Poetry (from at least 1662-1819)

According to the Record of Licensed Recognisances for the Devon County Quarter Sessions for 1662, the property was registered as an Inn or Alehouse, with the most unusual name of ‘Poetry’. No details of licensees are available until 1753, when it was Joseph Squire and the Squire family appear to have been involved with it for a further 250 years. However, in the years 1757-1759, two other persons are also named as Licensees – Roger Crocker and Bennet Newberry.

By 1774, the Licence had passed to Joseph Squire’s son, John. However, John seems to have been absent, possibly on military service, from 1775-1779, and so in 1775-6, there is no Licensee and in 1777-8, it is John’s widowed mother, Martha Squire. John, though, is back as Licensee in 1779 and continues in that role until 1819.

The Hare and Hounds Inn / The Temperance Hotel (1819-1911)

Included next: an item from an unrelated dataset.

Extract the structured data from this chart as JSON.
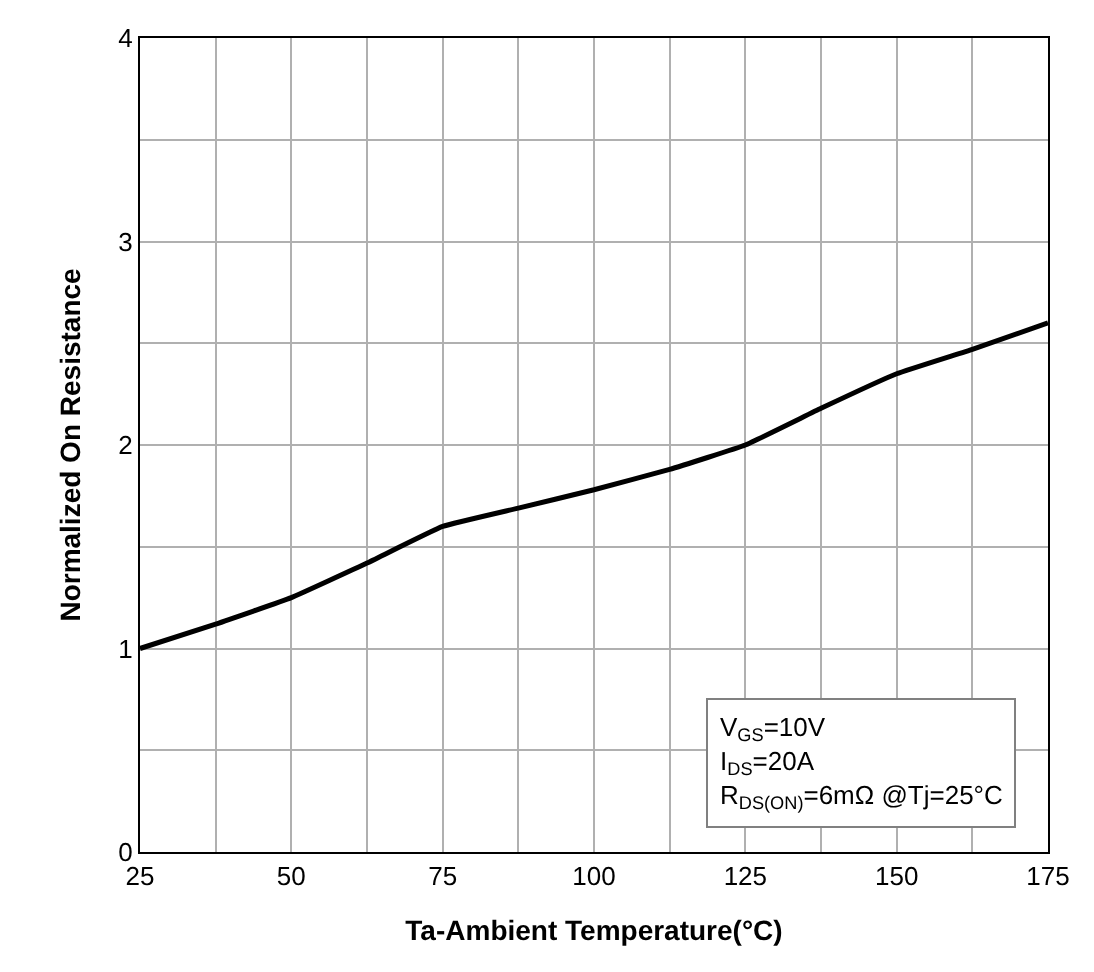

In 1819, a Joseph Squire took over as the Licensee and appears to have decided to change the pub’s name to ‘The Hare and Hounds Inn’. He was married to Elizabeth and had a daughter also called Elizabeth (b.1809), a son called Joseph (b.1818) and twins Martha and John (b.1821), but, that year, possibly in childbirth, his wife died. Joseph continued to hold the License until his death in 1865, aged 90, when it was taken over by his daughter, Elizabeth, who never married.

Elizabeth’s sister, Jane Northey, came to live at the Inn in 1873, after the death of her husband, George Northey, and remained there until her death in 1887. In the 1870s, her daughter, Rebecca, who is recorded as staying at the Inn at the time of the 1851 Census, married John Jackman, a farmer, and they and their children appear to have moved into the Inn to help Elizabeth after Jane’s death. They were certainly there at the time of the 1891 Census. Elizabeth, then aged 93, was still recorded as the Innkeeper in 1901, but she died in September 1902. Her niece, Rebecca Jackman, now a widow, took over as Licensee.

The newspapers do not contain many references to the Hare and Hounds Inn. A number of auctions of livestock and wood appear to have been held there from time to time and, as the final “Broadwoodwidger Rent Audit” by the Luxmoore family was held there in 1907, it may be that their annual meetings relating to the payment of tithes in past years had also been held there.

At the time of that 1907 meeting, the inn was still called ‘The Hare and Hounds’, but shortly afterwards Rebecca seems to have been persuaded by advocates of the Temperance movement about the ill-effects of alcohol and, at the time of the 1911 Census, it was known as ‘The Temperance Hotel’. However, Rebecca died in April 1911 and the property became a private dwelling, being purchased by the local blacksmith, John Down, albeit he held poetry and musical evenings there, according to Sabine Baring Gould. There is no mention of an Inn in the 1914 Directory.


Cobble Cottage – the former Thornmoor Inn and tailor’s shop in extension with large window

The Thornmoor Inn

There was another public house at Thorn Moor in the mid-nineteenth century. This was at the thatched property now known as Cobble Cottage, but which in the past has been referred to as ‘The Cottage, Thornmoor’ or ‘Thornmoor Cottage’. The 1850 Directory lists a Thomas Walter as a victualler at Thorn Moor and he is also listed as a publican there in the 1841 Census. Walter and his wife, Mary, were both born in Lifton, and he is still recorded recorded as the inn keeper in the 1861 Census, albeit then aged 74. However, he died that April. The pub was then taken over by John Littlejohns, but, in the 1866 Directory, he indicated that he also operated as a tailor. Littlejohns had been born in Broadwoodwidger in c.1826 and was married to a local girl, Charity. They had been living locally at Thornmoor at the time of the 1861 Census. However, by the 1870 Directory, Littlejohns merely refers to himself as a tailor. During the time the cottage was used as a pub, it was owned by Elizabeth Whear of Chelmsford, Essex, but, in 1884, John Littlejohns was able to buy the property for £60. He and then his son, Frederick, who was a great supporter of the local Baptist Chapel, continued to operate as tailors from the property – Frederick dying in 1952 and the property only being sold in 1966 upon the death of Frederick’s wife, Florence.